Spend just one day at Community Catalyst and you will see that its work aims to alleviate the roadblocks and inequities many people face – such as those in the Latino community – to acquire and maintain quality and affordable health care. Access to quality, affordable health care is a human right, because every human being deserves to be in charge of their own well-being. My well-being should not depend on the guiding hand of the free market, but should be based on the decisions I make to protect and maintain my health. By granting people access to quality, affordable health care, we empower them to be advocates for their own health.

Community Catalyst believes that people have the right to a healthy life no matter their income level, race, ethnicity, age, primary language, sexual orientation, sex, gender identity, or geography. A family should not spiral into debt to pay for a family member’s life-saving medical procedure or medication. The same-sex partner of an employed person should not be excluded from receiving family health care coverage based on sexual orientation. Children should not have to forgo necessary medical attention because their parents cannot afford it. My grandparents, whose primary language is not English, should not receive lower quality care because a hospital does not make it a priority to hire diverse staff members including people who speak languages other than English.

These unfortunate circumstances that occur all too often contribute to health disparities that cost this nation $1.24 trillion between 2003 and 2006 according to a recent report. The cost includes, but is not limited to, unnecessary medical care expenditures like preventable hospitalizations and forgone wages and productivity associated with premature deaths.

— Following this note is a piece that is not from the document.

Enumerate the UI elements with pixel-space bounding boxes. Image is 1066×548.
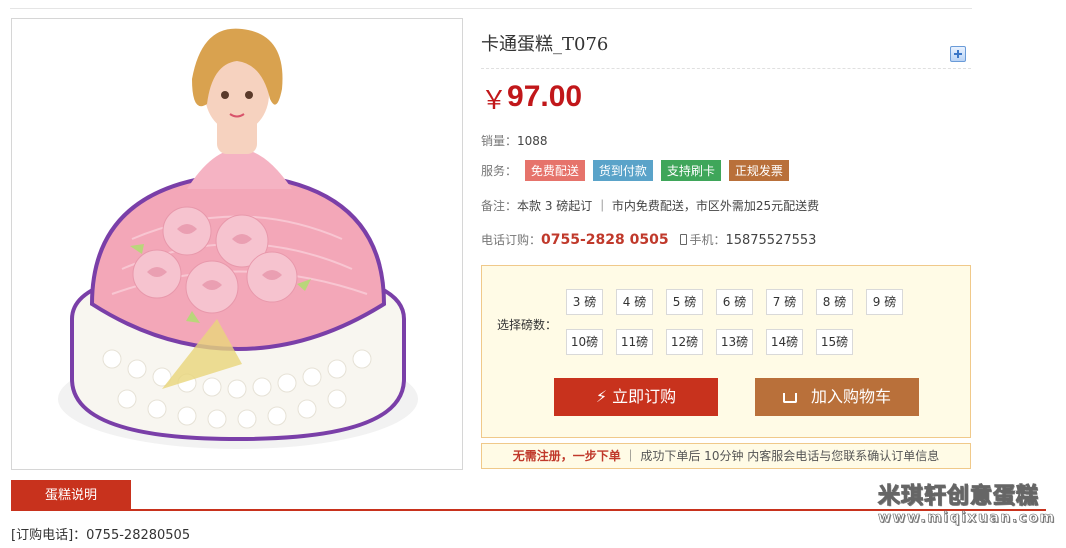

There is no doubt that the Affordable Care Act provides unprecedented opportunities to address health disparities in this country, and people have already begun to benefit from the law. Community Catalyst has created a video to illustrate this point. Though staff at Community Catalyst believe access to quality, affordable health care is a basic human right, they understand improving access to health care is only a component of addressing health disparities. Community Catalyst’s joint initiative with The Robert Wood Johnson Foundation Roadmaps to Health Community Grants is a great example of the organization’s systems approach to address health disparities. The initiative provides funding to organizations from coalitions and/or networks that work to alleviate the social and economic factors that influence poor health in their communities.

Health care is not the sole determinant of a person’s or community’s health, so change must occur throughout society in terms of increasing access to healthy foods, closing racial and ethnic gaps in employment rates and educational attainment, and establishing safe neighborhood initiatives. This work is a joint effort requiring investment across all sectors and communities so that the benefits can span just as wide. The Affordable Care Act’s small business tax credit provision is a great example of how the law incentivizes cross-sector efforts to ensure access to quality, affordable health care for everyone. This law is a major achievement for human rights.